Harrison has dedicated his career to the preservation of endangered languages, and when he isn't lecturing, he travels the world to meet fellow linguists and indigenous speakers in places as far flung as Siberia, Mongolia, India, Papua New Guinea, Micronesia and Vanuatu. Now's he's returning to Boise, and will bring his experience to bear at Boise State with a public lecture on Friday, Feb. 16, slated for 3 p.m. in the Student Union Building Special Events Center.
Harrison's visit is the result of a collaboration between two colleges and a host of staff and student groups, including the College of Western Idaho Anthropology Department, the Boise State Anthropology Club, the Boise State Archaeological Student Association, the Boise State Linguistics Club and the Boise State Anthropology and English Departments, with funding coming from the Associated Students of Boise State University.
Professor John Ziker, the Boise State Department Chair of Anthropology, said that the idea was originally proposed by CWI, but his connection with Harrison, and the fact that Harrison had visited Boise State in the past, brought Boise State student groups on board.

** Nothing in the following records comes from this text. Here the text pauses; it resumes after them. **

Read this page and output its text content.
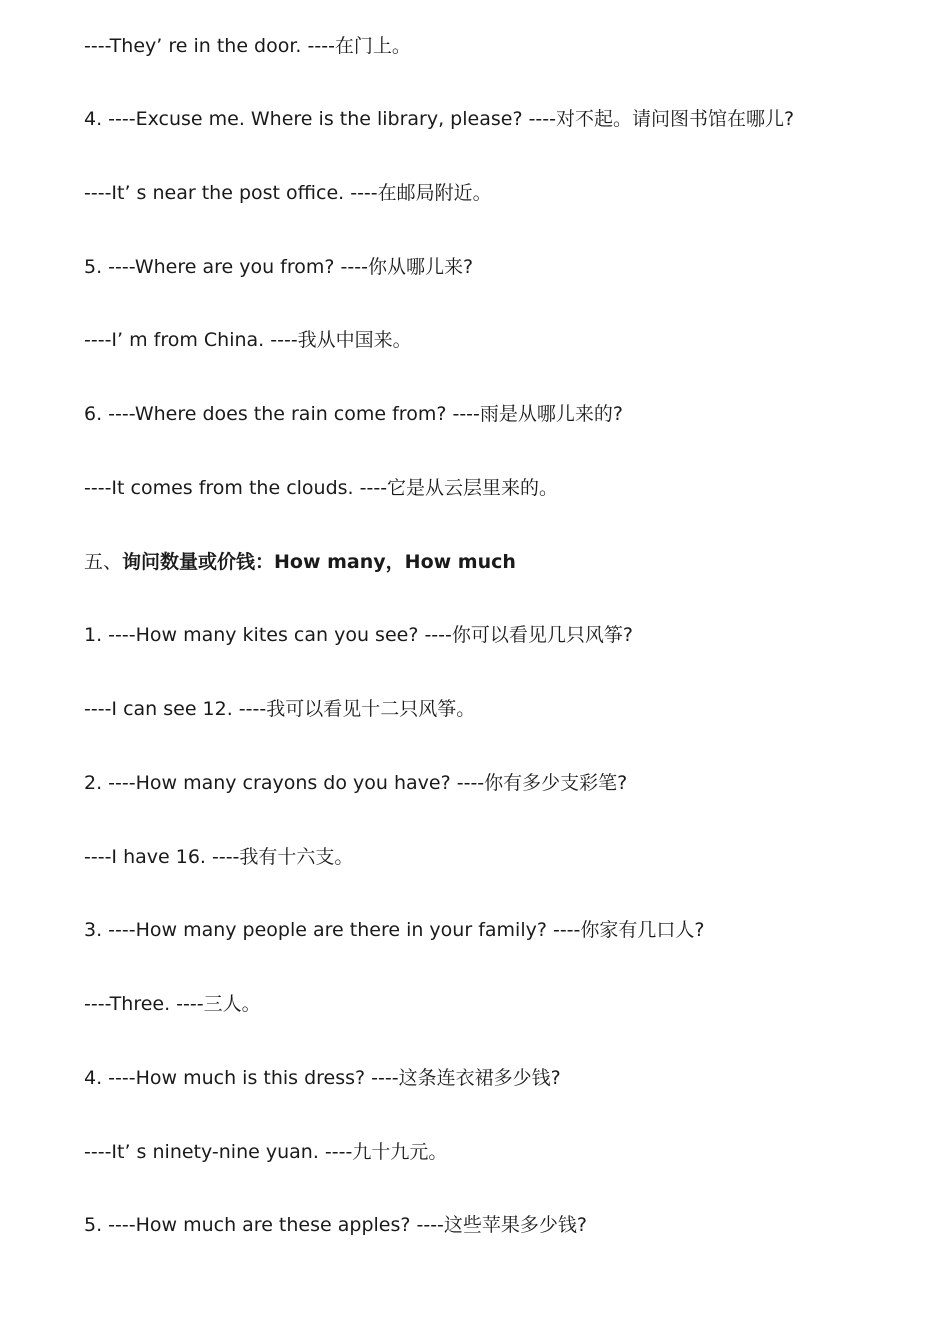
----They’ re in the door. ----在门上。

4. ----Excuse me. Where is the library, please? ----对不起。请问图书馆在哪儿?

----It’ s near the post office. ----在邮局附近。

5. ----Where are you from? ----你从哪儿来?

----I’ m from China. ----我从中国来。

6. ----Where does the rain come from? ----雨是从哪儿来的?

----It comes from the clouds. ----它是从云层里来的。

五、询问数量或价钱：How many，How much

1. ----How many kites can you see? ----你可以看见几只风筝?

----I can see 12. ----我可以看见十二只风筝。

2. ----How many crayons do you have? ----你有多少支彩笔?

----I have 16. ----我有十六支。

3. ----How many people are there in your family? ----你家有几口人?

----Three. ----三人。

4. ----How much is this dress? ----这条连衣裙多少钱?

----It’ s ninety-nine yuan. ----九十九元。

5. ----How much are these apples? ----这些苹果多少钱?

"I've known David for 20 years," Ziker said, "He worked in Siberia for his dissertation, and I also worked in Siberia for my dissertation...[CWI staff and I] talked to the students, and they said 'Yeah, we'd be interested in trying to support this.'"
Before the lecture, Harrison will also join the Linguistics and Anthropology Club members for a smaller round-table discussion. In a joint email, Boise State Anthropology Club President Sue Roberts and Boise State Archaeological Student Association Officer Julie Julison said they have high hopes for both events.
"The round-table discussions will give club members who are in the fields of anthropology and linguistics the opportunity to have direct interaction with Dr. Harrison," the duo wrote, adding that students will be able ask questions about how Harrison chooses which languages to investigate, and how they can get involved.
Harrison is a heavy hitter in linguistics and anthropology circles, considering his past projects include co-directing the National Geographic Society Enduring Voices Project, and co-starring in the PBS documentary The Linguists, which followed Harrison and fellow linguist and Director of the Living Tongues Institute for Endangered Languages Dr. Gregory Anderson to Bolivia, India and beyond. The film was nominated for an Emmy in 2010, and brought awareness to what Ziker said is an important and under-recognized issue.
"When languages become endangered or go extinct, it's obviously very important for the people that carried those languages, because they lose a lot of their traditions," Ziker said, "It's sort of like the canary in the coal mine, because diversity across human societies is a sign of a healthy system. When you lose diversity, including diversity in how people think about the world and how they talk about the world, then more of the population is committed to a more homogeneous strategy of dealing with the things that we're all challenged by."